Al acercarse noté una violenta agitación agradable, el olor de su cuerpo, la esencia del néctar. Me dejé arrastrar por la corriente, me asomé a la vida. Es curioso nunca fui vulnerable a los encantos de un hombre. La energía crecía; embriagado de placer acerqué mis labios a los suyos, sentí el anhelo de besarlo. La sensación fría de la bebida y el calor de su lengua me hicieron perder la razón.
Él abrió su boca sedienta y nuestros dientes chocaron, nos mordimos los labios, la lengua, las venas. Nos enredamos en los jugos inconscientes de la fruta madura. Lo noté ansioso, desorientado. Fingió poner reparos. Se despidió.
– No te vayas, no te vayas, quédate conmigo, confía en mí.
Me miró con recelo aunque obedeció. Necesitaba poseerlo, estaba dispuesto a retenerlo como fuera. Tomé la palma de su mano y la dejé deslizarse contra mi pecho.

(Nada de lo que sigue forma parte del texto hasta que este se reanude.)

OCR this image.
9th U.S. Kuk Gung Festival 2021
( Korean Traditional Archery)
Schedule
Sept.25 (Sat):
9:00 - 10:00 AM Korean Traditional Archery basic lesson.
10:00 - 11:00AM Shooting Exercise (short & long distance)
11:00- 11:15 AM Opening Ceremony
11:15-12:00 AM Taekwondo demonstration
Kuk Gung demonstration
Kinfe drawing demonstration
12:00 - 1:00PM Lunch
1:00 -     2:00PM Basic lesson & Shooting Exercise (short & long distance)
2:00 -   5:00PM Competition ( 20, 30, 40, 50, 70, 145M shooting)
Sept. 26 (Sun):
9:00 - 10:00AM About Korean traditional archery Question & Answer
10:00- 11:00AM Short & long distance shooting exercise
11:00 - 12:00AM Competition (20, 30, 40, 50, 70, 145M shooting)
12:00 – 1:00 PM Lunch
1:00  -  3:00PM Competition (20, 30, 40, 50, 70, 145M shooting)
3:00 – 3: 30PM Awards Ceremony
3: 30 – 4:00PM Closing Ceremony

Sentí una descarga eléctrica y acerqué mis dedos a su entrepierna. Se estremeció.
– Nadie puede ver lo que estamos haciendo.
Tropecé con su slip y noté esa resbaladiza sensación que se iba dilatando, creciendo. Ninguno de los dos nos movimos. Cada uno esperaba que el otro activase aquella bomba. Ese placer desconocido. No se asustó, de sobra sabía que esa era la forma en que ocurren las cosas. Me escondí entre sus brazos, en mi arresto, en el pálpito de la dicha, en esa violenta turbulencia del oleaje. Lo noté empapado en sudor frío. Nunca había sentido las caricias de un hombre.

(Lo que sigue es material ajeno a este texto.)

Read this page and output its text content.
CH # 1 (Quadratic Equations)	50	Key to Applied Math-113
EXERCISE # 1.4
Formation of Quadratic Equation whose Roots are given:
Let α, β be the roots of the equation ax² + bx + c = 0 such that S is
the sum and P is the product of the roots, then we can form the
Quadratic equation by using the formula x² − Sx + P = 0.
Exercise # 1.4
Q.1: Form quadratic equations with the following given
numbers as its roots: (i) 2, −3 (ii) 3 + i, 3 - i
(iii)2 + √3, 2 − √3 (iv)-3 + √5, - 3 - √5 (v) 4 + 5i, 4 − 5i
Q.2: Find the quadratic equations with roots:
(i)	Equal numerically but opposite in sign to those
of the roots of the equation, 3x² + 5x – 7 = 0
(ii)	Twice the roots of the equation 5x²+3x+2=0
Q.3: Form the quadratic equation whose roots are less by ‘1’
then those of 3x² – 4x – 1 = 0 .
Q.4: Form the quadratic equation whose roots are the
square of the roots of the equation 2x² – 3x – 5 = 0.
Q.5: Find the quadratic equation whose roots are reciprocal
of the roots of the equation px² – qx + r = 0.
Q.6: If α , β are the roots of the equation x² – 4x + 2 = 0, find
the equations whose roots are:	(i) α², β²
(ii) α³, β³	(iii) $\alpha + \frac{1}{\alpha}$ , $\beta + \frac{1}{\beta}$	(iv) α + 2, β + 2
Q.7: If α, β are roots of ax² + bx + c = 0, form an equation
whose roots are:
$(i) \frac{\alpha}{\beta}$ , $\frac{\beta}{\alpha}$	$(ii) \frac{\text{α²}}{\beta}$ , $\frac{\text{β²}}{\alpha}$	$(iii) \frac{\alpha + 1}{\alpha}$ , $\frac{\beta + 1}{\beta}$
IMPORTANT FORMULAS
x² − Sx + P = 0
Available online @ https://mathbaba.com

– Todo va bien –le dije en tono cariñoso.
El lirismo de la uva fue irresistible, tanto que pegado a mí meneaba el resbaladizo culo en frenético abandono. Cataba más sorbos y los retenía entre el latido de mi lengua, entre mis encías. Pensé en su tiempo de gestación, en el silencio, en la risa de la muerte. Pensé qué quizás él y yo estábamos hechos del mismo material.
Yo llevaba casado tres años y estaba enamorado de Julieta. Pero esa noche Dominik y yo hicimos resurgir esas partes oscuras de uno mismo, nos volvimos a fundir con mucha fuerza y, como si hubiese terminado una guerra y tuviésemos hambre sexual de años, derramé todos mis flujos, escuché el silencio tras los espasmos musculares, entre las pasiones del corazón humano.